The Secretary of State made it clear that any sanctions being implemented were in accordance with the Global Magnitsky Human Rights Accountability Act.
A sanction which allows the US to impose penalties on foreign officials for human rights abuses.
The sanctions require all US assets of the targeted individuals or entities to be blocked and reported to the Office of Foreign Assets Control under the US Treasury Department.
READ MORE: China’s ‘unknown pneumonia’ outbreak claims denied by Kazakhstan
The two nuclear powers have been sparring over the COVID-19 pandemic and human rights.
Also as their strategic confrontation in the western Pacific intensifies, trade and technology has also become a feuding point.
Shi Yinhong, an international relations expert at Renmin University of China, said Beijing would be infuriated by the sanctions as it saw the Xinjiang issue as among its “core interests”.
“For the Communist Party, it is the most important issue … and Beijing has invested a great deal of resources to take very systematic and forceful measures [there],” he said.
Shi said China’s basic policy direction, including in Xinjiang, was unlikely to change despite pressure from the US.
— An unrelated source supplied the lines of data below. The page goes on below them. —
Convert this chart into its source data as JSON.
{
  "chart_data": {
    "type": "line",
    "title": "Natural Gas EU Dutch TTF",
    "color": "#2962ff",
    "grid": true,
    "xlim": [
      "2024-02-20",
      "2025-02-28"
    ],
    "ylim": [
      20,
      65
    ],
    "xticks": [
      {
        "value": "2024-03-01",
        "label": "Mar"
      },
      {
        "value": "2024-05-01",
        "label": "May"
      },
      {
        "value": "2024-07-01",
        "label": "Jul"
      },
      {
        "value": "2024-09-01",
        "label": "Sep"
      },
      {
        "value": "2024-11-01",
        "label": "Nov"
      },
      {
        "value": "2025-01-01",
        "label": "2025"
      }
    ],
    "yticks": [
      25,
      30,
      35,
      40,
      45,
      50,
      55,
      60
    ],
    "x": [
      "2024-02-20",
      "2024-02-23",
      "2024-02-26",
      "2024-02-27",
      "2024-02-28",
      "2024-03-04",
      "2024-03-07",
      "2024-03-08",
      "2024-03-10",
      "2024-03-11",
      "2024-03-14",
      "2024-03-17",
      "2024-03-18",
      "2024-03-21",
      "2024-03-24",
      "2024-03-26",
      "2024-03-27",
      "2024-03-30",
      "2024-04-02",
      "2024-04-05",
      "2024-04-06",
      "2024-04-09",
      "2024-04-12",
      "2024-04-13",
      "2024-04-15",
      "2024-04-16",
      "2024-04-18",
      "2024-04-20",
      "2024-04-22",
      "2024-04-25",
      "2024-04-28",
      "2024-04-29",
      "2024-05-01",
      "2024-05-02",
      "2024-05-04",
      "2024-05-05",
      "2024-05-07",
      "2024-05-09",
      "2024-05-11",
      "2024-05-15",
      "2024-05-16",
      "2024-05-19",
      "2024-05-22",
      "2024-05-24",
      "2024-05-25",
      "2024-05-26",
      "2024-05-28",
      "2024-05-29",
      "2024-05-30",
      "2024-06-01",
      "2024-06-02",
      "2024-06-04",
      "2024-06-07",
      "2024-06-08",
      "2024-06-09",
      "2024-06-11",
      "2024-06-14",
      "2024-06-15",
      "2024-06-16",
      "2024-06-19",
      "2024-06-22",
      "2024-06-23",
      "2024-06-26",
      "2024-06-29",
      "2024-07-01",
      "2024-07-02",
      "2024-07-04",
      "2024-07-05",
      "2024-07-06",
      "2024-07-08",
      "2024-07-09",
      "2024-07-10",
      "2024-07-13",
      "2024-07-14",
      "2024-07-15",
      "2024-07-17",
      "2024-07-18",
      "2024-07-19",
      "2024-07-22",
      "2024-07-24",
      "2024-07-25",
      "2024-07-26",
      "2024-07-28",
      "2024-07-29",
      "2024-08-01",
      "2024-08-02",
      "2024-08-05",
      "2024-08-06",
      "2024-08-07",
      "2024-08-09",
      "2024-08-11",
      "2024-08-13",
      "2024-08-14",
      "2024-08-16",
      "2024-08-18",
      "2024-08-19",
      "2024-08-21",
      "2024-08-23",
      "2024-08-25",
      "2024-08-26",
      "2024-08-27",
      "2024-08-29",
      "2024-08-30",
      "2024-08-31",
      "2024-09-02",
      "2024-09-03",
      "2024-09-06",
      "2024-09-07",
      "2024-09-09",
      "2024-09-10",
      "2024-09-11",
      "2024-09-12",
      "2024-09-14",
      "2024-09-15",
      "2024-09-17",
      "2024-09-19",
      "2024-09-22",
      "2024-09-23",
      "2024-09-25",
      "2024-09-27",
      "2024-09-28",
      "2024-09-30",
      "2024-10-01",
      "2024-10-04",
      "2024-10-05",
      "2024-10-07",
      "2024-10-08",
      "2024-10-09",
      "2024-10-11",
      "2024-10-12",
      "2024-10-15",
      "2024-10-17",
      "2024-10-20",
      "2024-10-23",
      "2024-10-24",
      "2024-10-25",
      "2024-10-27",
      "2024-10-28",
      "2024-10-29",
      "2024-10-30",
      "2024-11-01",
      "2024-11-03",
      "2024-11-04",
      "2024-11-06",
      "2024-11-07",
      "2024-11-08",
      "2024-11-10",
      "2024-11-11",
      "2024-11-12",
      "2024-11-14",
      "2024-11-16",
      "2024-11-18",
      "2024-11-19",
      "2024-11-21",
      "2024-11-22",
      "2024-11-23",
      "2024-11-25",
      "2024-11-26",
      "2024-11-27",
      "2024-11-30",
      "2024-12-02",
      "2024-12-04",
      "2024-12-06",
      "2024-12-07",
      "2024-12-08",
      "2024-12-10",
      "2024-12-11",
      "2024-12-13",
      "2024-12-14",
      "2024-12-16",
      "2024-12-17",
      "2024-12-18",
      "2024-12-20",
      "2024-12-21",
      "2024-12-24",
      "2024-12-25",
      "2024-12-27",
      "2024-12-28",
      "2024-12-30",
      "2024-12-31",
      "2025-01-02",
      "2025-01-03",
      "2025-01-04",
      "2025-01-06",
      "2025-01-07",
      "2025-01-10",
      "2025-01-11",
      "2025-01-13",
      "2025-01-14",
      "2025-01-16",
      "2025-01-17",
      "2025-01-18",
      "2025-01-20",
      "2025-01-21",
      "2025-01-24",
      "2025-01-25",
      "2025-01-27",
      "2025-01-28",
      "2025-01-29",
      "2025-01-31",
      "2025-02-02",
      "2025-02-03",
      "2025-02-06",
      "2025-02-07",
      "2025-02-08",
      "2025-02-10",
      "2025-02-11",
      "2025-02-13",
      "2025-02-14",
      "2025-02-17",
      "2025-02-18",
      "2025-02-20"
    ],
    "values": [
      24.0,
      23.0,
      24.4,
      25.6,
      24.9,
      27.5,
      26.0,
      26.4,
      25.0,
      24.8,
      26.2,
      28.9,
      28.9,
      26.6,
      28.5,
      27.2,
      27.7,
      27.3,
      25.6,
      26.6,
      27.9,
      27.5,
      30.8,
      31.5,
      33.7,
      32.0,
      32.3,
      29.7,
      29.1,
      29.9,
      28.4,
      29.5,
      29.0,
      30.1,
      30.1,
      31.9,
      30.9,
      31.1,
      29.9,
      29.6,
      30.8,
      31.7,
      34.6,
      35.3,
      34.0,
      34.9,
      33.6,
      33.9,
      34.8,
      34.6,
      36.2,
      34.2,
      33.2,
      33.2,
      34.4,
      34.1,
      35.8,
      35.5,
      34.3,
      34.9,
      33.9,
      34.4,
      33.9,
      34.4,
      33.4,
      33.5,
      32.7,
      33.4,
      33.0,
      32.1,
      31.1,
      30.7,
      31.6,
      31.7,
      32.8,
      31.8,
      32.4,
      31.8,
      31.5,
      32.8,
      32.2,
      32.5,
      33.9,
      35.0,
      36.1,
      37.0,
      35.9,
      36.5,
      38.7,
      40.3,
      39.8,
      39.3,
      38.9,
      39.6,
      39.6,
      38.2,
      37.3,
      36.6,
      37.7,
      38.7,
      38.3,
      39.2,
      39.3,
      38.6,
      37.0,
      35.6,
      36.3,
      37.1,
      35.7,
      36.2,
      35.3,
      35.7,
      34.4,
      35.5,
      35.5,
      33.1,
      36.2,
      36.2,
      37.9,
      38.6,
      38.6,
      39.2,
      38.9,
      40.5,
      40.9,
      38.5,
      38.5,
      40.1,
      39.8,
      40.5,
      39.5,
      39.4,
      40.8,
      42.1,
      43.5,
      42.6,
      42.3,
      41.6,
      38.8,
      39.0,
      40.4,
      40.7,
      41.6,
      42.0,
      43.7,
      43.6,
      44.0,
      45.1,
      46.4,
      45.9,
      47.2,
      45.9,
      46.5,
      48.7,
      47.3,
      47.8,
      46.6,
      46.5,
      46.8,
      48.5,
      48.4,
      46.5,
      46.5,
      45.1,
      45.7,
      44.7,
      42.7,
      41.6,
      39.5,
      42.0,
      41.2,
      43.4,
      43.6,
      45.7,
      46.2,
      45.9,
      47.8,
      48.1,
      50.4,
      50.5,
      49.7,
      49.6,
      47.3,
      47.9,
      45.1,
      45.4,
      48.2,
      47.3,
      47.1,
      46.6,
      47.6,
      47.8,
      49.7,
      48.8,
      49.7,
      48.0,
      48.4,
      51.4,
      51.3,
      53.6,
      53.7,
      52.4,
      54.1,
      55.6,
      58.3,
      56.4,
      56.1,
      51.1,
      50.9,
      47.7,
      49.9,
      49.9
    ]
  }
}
“Of course these measures might be adjusted as Xinjiang becomes more stable, but the policies will remain on the same path,” he said.
Shi added that imposing sanctions against senior Chinese officials was the most direct punitive action Washington could take.
The US Commerce Department in May slapped sanctions on seven Chinese companies and two institutions.
Both of which for being “complicit in human rights violations and abuses committed in China’s campaign of repression, mass arbitrary detention, forced labour and high-technology surveillance against Uygurs”.
In October, Pompeo announced visa restrictions on a group of unspecified Chinese officials deemed responsible for Beijing’s policies in Xinjiang.